Colony count: Count directly with the naked eye, and then check with a 5~10x magnifying glass to see if there are any omissions. If there are 2 or more colonies overlapping on the culture plate, they should still be counted as 2 or more colonies when they can be distinguished.

Notes

The test equipment should be sterilized to ensure the reliability and correctness of the test
Take all measures to prevent human contamination of the sample.
Keep detailed records of the culture medium, culture conditions and other parameters.
Due to the large variety of bacteria and their great differences, when counting, it is generally necessary to use transmitted light to carefully observe the back or front of the culture dish. Do not miss the colonies growing on the edge of the culture dish, and pay attention to the difference between bacterial colonies and culture medium sediments. Use a microscope to monitor if necessary.
Before sampling, the quality of each culture dish should be carefully checked. If it is found to be deteriorated, damaged or contaminated, it should be discarded.

Test rules

a.Test status

Before the sedimentation bacteria test: the temperature and humidity of the tested CleanRoom (area) must meet the specified requirements, and the static pressure difference must be controlled within the specified value. The tested cleanroom (area) has been disinfected.
There are two test states: static and dynamic. The test state is noted in the report.
Test personnel: The test personnel must wear work clothes that meet the environmental cleanliness level.

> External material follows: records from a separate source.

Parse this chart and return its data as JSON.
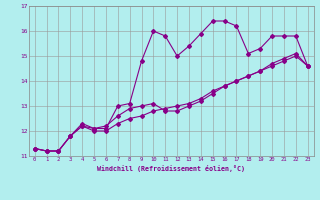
{
  "xlabel": "Windchill (Refroidissement éolien,°C)",
  "x_hours": [
    0,
    1,
    2,
    3,
    4,
    5,
    6,
    7,
    8,
    9,
    10,
    11,
    12,
    13,
    14,
    15,
    16,
    17,
    18,
    19,
    20,
    21,
    22,
    23
  ],
  "line1": [
    11.3,
    11.2,
    11.2,
    11.8,
    12.3,
    12.1,
    12.1,
    13.0,
    13.1,
    14.8,
    16.0,
    15.8,
    15.0,
    15.4,
    15.9,
    16.4,
    16.4,
    16.2,
    15.1,
    15.3,
    15.8,
    15.8,
    15.8,
    14.6
  ],
  "line2": [
    11.3,
    11.2,
    11.2,
    11.8,
    12.2,
    12.1,
    12.2,
    12.6,
    12.9,
    13.0,
    13.1,
    12.8,
    12.8,
    13.0,
    13.2,
    13.5,
    13.8,
    14.0,
    14.2,
    14.4,
    14.6,
    14.8,
    15.0,
    14.6
  ],
  "line3": [
    11.3,
    11.2,
    11.2,
    11.8,
    12.2,
    12.0,
    12.0,
    12.3,
    12.5,
    12.6,
    12.8,
    12.9,
    13.0,
    13.1,
    13.3,
    13.6,
    13.8,
    14.0,
    14.2,
    14.4,
    14.7,
    14.9,
    15.1,
    14.6
  ],
  "line_color": "#880088",
  "bg_color": "#b2eeee",
  "grid_color": "#999999",
  "ylim": [
    11,
    17
  ],
  "yticks": [
    11,
    12,
    13,
    14,
    15,
    16,
    17
  ],
  "marker": "D",
  "markersize": 2.0,
  "linewidth": 0.8
}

During static testing, there shall be no more than 2 test personnel in the room.

b.Test time

For unidirectional flow, such as in a Class 100 cleanroom and a laminar flow workbench, the test should start after the cleanroom air conditioning system has been operating normally for at least 10 minutes
For non-unidirectional flow, such as cleanrooms of Class 10,000 and above, the test should start after the cleanroom air conditioning system has been operating normally for at least 30 minutes.

Settling bacteria count

a.Minimum number of sampling points: can be determined according to Table 1. While meeting the minimum number of measurement points, the minimum number of culture dishes should also be met.

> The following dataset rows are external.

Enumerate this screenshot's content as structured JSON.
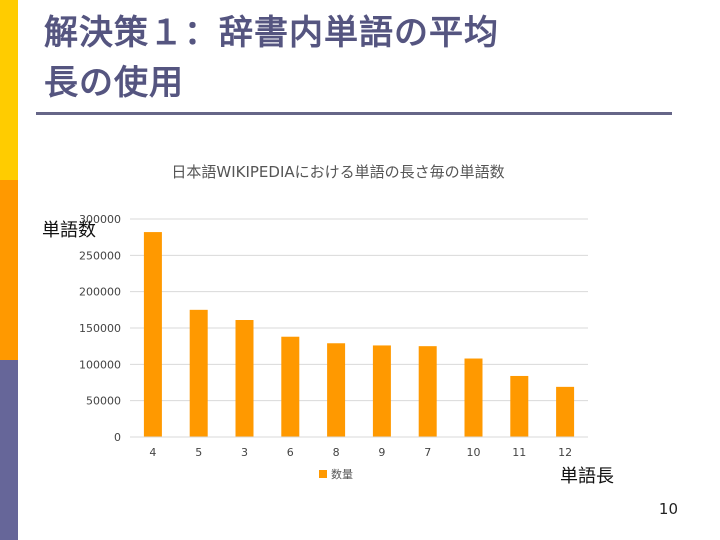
{
  "slide": {
    "title_line1": "解決策１：辞書内単語の平均",
    "title_line2": "長の使用",
    "page_number": "10"
  },
  "colors": {
    "sidebar_top": "#FFCC00",
    "sidebar_mid": "#FF9900",
    "sidebar_bottom": "#666699",
    "title": "#555580",
    "bar": "#FF9900"
  },
  "chart_data": {
    "type": "bar",
    "title": "日本語WIKIPEDIAにおける単語の長さ毎の単語数",
    "xlabel": "単語長",
    "ylabel": "単語数",
    "categories": [
      "4",
      "5",
      "3",
      "6",
      "8",
      "9",
      "7",
      "10",
      "11",
      "12"
    ],
    "series": [
      {
        "name": "数量",
        "values": [
          282000,
          175000,
          161000,
          138000,
          129000,
          126000,
          125000,
          108000,
          84000,
          69000
        ]
      }
    ],
    "ylim": [
      0,
      300000
    ],
    "yticks": [
      "0",
      "50000",
      "100000",
      "150000",
      "200000",
      "250000",
      "300000"
    ],
    "grid": true,
    "legend": "bottom"
  }
}
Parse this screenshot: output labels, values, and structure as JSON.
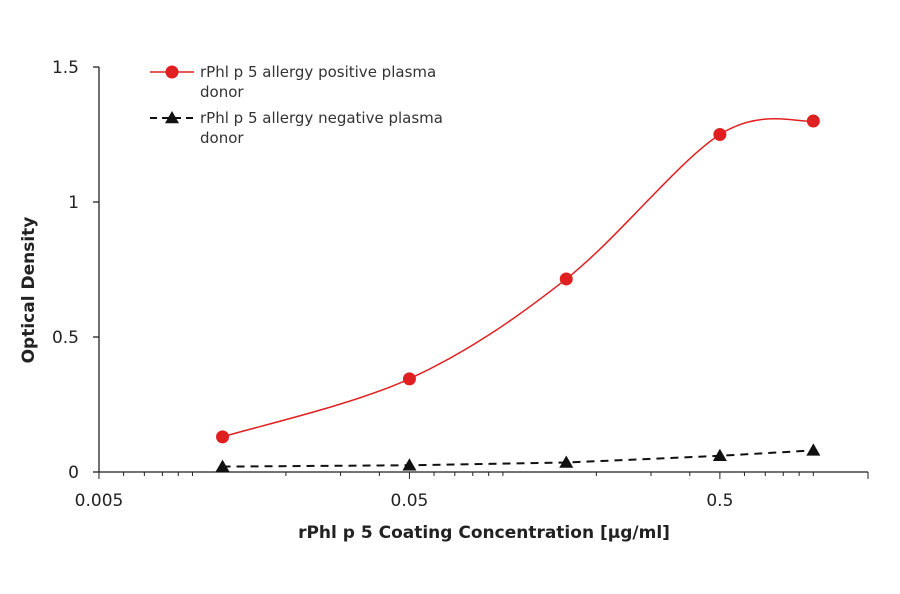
{
  "chart_data": {
    "type": "line",
    "xscale": "log",
    "xlim": [
      0.005,
      1.5
    ],
    "ylim": [
      0,
      1.5
    ],
    "xticks": [
      0.005,
      0.05,
      0.5
    ],
    "xtick_labels": [
      "0.005",
      "0.05",
      "0.5"
    ],
    "yticks": [
      0,
      0.5,
      1,
      1.5
    ],
    "ytick_labels": [
      "0",
      "0.5",
      "1",
      "1.5"
    ],
    "xlabel": "rPhl p 5 Coating Concentration [µg/ml]",
    "ylabel": "Optical Density",
    "legend_position": "top-left",
    "grid": false,
    "series": [
      {
        "name": "rPhl p 5 allergy positive plasma donor",
        "name_lines": [
          "rPhl p 5 allergy positive plasma",
          "donor"
        ],
        "color": "#e02020",
        "marker": "circle",
        "line": "solid",
        "smooth": true,
        "x": [
          0.0125,
          0.05,
          0.16,
          0.5,
          1.0
        ],
        "y": [
          0.13,
          0.345,
          0.715,
          1.25,
          1.3
        ]
      },
      {
        "name": "rPhl p 5 allergy negative plasma donor",
        "name_lines": [
          "rPhl p 5 allergy negative plasma",
          "donor"
        ],
        "color": "#111111",
        "marker": "triangle",
        "line": "dashed",
        "smooth": false,
        "x": [
          0.0125,
          0.05,
          0.16,
          0.5,
          1.0
        ],
        "y": [
          0.02,
          0.025,
          0.035,
          0.06,
          0.08
        ]
      }
    ]
  }
}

aera（m2）	Cleanliness level
	100	10000	100000	300000
<10	2~3	2	2	2
≥10~<20	4	2	2	2
≥20~<40	8	2	2	2
≥40~<100	16	4	2	2
≥100~<200	40	10	3	3

Cleanliness level	The number of blood cells required for 90 mm culture (calculated based on 0.5 hour sedimentation)
100	14
10000	2
100000	2
300000	2

b.Arrangement of sampling points: The test point in the work area is about 0.8~1.5m above the ground (slightly higher than the work surface). Measurement points can be added at key equipment or key work activity ranges. The arrangement of sampling points should be as uniform as possible to avoid sampling points being too concentrated in a certain local area and too sparse in a certain local area

c.Records: The room temperature, Relative humidity, pressure difference, test status and test data should be recorded in the test report.

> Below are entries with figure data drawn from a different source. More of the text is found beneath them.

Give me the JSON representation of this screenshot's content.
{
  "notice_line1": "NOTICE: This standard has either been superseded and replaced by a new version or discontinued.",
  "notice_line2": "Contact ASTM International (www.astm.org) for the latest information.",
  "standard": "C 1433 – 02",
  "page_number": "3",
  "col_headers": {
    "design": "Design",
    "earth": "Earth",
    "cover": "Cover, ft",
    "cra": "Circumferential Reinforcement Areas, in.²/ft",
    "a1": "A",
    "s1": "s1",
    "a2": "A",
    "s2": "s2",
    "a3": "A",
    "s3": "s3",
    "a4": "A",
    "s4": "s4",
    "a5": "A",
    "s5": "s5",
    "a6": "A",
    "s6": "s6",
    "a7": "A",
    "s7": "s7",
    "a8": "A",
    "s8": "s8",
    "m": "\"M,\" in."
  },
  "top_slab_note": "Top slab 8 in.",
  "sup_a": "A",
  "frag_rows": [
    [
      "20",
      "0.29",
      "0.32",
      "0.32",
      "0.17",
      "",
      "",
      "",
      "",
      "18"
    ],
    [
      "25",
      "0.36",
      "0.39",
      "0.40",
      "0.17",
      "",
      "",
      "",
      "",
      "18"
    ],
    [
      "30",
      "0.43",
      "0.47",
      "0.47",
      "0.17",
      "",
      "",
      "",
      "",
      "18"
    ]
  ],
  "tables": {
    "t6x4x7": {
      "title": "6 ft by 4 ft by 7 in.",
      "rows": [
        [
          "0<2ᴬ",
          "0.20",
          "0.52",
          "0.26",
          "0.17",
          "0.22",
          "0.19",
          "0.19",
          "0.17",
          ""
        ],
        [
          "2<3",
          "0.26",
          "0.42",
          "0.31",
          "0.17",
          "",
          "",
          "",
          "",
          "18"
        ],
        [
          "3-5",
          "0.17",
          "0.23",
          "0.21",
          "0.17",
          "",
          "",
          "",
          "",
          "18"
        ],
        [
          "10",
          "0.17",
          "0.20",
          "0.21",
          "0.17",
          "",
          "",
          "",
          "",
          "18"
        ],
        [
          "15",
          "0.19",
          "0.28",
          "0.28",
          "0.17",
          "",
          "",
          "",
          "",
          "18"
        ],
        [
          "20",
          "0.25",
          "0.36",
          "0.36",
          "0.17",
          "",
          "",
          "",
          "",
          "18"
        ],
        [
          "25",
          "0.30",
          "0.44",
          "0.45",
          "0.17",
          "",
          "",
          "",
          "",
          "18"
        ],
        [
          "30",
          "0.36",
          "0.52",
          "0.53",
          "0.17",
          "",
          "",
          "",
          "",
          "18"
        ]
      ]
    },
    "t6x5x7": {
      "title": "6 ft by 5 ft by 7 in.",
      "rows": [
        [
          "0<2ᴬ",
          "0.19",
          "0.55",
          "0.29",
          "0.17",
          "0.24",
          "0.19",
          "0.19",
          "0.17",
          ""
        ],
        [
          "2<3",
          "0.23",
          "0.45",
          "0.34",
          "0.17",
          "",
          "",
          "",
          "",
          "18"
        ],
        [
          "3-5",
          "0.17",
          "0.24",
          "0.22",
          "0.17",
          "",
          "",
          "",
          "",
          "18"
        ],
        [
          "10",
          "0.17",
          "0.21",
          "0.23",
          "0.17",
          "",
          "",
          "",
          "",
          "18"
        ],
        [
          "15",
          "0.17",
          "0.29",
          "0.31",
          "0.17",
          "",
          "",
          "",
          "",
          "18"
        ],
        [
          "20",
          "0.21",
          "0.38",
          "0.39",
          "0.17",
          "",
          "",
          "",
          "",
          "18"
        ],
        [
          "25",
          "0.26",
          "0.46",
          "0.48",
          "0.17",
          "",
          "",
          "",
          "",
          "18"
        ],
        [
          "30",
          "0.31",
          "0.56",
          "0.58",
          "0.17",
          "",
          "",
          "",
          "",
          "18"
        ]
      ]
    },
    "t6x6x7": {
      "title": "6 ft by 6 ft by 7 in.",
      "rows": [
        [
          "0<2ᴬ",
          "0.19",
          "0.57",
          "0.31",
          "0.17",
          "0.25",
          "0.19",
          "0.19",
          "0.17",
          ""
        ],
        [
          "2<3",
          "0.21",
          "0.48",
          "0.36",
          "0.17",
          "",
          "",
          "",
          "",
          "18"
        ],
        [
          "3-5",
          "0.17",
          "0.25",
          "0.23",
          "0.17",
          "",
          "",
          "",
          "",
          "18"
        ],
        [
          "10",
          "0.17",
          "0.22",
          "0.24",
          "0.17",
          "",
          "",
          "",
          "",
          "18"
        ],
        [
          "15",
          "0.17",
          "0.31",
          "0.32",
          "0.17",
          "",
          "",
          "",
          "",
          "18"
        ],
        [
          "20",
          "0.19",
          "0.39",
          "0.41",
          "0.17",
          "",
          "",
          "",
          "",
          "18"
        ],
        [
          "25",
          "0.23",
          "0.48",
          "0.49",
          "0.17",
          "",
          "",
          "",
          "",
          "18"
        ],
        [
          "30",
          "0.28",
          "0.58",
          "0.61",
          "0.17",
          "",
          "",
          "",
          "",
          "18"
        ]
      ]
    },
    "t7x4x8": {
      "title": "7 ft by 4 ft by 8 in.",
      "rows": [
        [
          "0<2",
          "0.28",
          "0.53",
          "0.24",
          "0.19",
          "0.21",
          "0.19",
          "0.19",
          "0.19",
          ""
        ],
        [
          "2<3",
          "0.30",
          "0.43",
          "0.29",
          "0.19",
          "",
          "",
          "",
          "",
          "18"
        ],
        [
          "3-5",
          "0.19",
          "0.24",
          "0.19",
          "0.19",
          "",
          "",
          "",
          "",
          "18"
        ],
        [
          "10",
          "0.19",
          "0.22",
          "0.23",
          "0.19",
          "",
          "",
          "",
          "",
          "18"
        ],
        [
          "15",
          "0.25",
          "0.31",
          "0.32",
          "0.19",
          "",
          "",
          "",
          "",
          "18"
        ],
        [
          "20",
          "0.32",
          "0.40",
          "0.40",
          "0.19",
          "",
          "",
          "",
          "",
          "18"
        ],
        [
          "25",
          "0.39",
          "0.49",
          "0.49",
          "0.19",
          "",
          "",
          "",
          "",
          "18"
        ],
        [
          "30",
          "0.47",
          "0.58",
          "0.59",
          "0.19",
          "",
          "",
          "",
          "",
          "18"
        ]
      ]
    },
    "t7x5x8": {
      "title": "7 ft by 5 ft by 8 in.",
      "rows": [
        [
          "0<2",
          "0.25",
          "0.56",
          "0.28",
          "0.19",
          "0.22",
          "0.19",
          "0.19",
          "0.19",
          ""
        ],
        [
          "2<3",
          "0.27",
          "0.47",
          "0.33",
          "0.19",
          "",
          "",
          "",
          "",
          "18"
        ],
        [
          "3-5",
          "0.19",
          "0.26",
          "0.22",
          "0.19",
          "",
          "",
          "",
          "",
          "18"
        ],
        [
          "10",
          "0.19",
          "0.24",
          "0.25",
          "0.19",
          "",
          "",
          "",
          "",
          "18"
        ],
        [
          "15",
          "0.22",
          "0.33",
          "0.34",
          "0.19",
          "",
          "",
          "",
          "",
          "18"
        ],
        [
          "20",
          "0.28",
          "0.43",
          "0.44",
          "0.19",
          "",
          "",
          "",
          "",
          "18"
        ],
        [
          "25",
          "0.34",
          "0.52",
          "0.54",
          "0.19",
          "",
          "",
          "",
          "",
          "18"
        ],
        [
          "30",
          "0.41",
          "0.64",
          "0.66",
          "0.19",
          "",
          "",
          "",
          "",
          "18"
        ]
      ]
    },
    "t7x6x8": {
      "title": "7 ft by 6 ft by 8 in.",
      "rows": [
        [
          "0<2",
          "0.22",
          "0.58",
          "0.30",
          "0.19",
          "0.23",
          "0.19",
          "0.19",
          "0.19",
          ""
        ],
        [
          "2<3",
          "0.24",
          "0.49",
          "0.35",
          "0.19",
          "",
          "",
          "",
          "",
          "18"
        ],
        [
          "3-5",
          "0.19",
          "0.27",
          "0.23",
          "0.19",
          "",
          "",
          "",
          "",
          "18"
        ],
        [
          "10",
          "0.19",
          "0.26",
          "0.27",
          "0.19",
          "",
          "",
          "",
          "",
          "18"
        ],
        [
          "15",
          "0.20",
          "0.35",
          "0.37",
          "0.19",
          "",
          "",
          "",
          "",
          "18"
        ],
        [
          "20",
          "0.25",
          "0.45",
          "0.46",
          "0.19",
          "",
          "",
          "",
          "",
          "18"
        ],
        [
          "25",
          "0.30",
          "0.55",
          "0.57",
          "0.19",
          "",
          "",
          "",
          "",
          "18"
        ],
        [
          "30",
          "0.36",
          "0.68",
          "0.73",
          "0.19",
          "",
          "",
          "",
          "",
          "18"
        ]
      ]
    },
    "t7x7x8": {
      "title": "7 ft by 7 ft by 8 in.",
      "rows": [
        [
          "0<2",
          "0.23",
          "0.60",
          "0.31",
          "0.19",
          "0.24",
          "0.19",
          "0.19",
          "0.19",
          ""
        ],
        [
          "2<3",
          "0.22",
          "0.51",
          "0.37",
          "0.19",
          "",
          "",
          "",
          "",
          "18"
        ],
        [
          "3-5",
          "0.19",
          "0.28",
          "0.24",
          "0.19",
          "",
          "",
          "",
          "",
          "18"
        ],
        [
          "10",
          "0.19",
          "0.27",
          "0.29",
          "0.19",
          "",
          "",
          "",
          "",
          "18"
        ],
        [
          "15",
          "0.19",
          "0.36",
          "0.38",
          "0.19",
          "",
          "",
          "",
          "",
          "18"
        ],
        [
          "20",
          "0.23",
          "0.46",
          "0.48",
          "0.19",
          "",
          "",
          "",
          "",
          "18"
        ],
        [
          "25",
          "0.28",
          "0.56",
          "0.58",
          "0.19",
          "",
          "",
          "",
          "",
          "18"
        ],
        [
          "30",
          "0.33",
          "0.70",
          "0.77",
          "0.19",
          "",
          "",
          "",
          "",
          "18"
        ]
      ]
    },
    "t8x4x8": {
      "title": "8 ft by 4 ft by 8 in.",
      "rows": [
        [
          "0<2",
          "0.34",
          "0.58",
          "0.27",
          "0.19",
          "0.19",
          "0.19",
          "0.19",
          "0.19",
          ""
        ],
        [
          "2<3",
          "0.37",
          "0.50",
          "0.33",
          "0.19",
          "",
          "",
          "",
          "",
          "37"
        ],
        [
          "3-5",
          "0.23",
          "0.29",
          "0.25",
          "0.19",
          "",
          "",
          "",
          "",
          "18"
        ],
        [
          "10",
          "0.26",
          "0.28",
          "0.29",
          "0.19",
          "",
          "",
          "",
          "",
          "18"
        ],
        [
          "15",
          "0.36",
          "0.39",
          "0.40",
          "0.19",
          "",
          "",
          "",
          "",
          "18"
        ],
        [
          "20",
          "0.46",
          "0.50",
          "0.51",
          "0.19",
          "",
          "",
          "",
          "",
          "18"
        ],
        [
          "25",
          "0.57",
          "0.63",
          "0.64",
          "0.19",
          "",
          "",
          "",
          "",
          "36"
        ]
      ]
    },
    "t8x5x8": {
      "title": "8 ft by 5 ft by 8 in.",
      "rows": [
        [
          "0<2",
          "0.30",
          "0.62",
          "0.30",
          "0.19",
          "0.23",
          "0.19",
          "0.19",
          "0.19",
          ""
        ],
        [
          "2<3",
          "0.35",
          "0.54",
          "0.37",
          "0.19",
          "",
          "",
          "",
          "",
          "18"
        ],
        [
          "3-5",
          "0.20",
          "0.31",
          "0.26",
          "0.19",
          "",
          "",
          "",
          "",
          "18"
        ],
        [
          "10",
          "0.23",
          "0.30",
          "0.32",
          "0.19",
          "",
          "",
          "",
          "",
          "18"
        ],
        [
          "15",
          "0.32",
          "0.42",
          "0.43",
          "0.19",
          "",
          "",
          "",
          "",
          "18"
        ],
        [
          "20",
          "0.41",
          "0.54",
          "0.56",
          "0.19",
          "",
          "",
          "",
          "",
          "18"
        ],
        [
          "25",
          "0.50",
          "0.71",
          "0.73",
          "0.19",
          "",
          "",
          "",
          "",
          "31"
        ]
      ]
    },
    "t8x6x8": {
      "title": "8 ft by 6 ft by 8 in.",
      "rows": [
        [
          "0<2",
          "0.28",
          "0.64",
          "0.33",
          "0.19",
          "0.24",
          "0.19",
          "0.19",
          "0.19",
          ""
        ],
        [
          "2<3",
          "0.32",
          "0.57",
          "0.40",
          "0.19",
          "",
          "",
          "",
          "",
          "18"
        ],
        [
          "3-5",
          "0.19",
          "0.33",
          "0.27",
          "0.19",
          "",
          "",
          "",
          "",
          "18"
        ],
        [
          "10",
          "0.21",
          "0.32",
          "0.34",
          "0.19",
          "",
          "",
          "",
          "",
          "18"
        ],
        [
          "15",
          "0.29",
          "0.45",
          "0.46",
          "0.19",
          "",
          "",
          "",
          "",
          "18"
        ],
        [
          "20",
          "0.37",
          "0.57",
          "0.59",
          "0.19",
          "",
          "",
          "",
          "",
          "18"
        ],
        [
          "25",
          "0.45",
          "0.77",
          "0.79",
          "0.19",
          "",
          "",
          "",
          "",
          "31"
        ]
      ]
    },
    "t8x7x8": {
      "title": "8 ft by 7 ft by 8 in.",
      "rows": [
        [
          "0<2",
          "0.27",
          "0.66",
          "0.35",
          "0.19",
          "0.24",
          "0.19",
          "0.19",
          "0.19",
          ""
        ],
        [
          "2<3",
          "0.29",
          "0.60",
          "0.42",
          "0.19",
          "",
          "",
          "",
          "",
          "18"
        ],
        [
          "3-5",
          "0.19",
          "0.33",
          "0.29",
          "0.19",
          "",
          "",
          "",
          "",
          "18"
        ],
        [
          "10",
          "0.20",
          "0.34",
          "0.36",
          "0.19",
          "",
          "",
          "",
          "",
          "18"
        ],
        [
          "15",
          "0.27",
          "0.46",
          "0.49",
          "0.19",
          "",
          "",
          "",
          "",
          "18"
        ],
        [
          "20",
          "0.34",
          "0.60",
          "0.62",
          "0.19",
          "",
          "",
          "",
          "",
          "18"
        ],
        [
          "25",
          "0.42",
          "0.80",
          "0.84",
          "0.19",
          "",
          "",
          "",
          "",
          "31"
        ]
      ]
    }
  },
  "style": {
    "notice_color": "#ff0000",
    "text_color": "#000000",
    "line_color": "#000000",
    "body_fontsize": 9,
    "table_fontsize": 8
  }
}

d.Result calculation: The number of colonies in each culture dish is obtained by counting method.

The calculation of the average colony count is as follows: m1+m2+…tmn

Average colony count m=n

Where: m is the average colony count; m1 is the colony count of culture dish No. 1; m2 is the colony count of culture dish No. 2; mn is the colony count of culture dish No. n; n is the total number of culture dishes.

e.Result evaluation: Use the average colony count to judge the microorganisms in the air of the purification workshop.

f.The average colony count in the purification workshop (area) must be lower than the selected evaluation standard.

Cleanliness level	100	10000	100000	300000
Standard (average)	1 piece/dish	3 pieces/dish	10 pcs/dish	15pcs/dish

g.If the average colony count of a purification workshop (area) exceeds the evaluation standard, the area must be disinfected first, and then retested twice, and the test results must be qualified.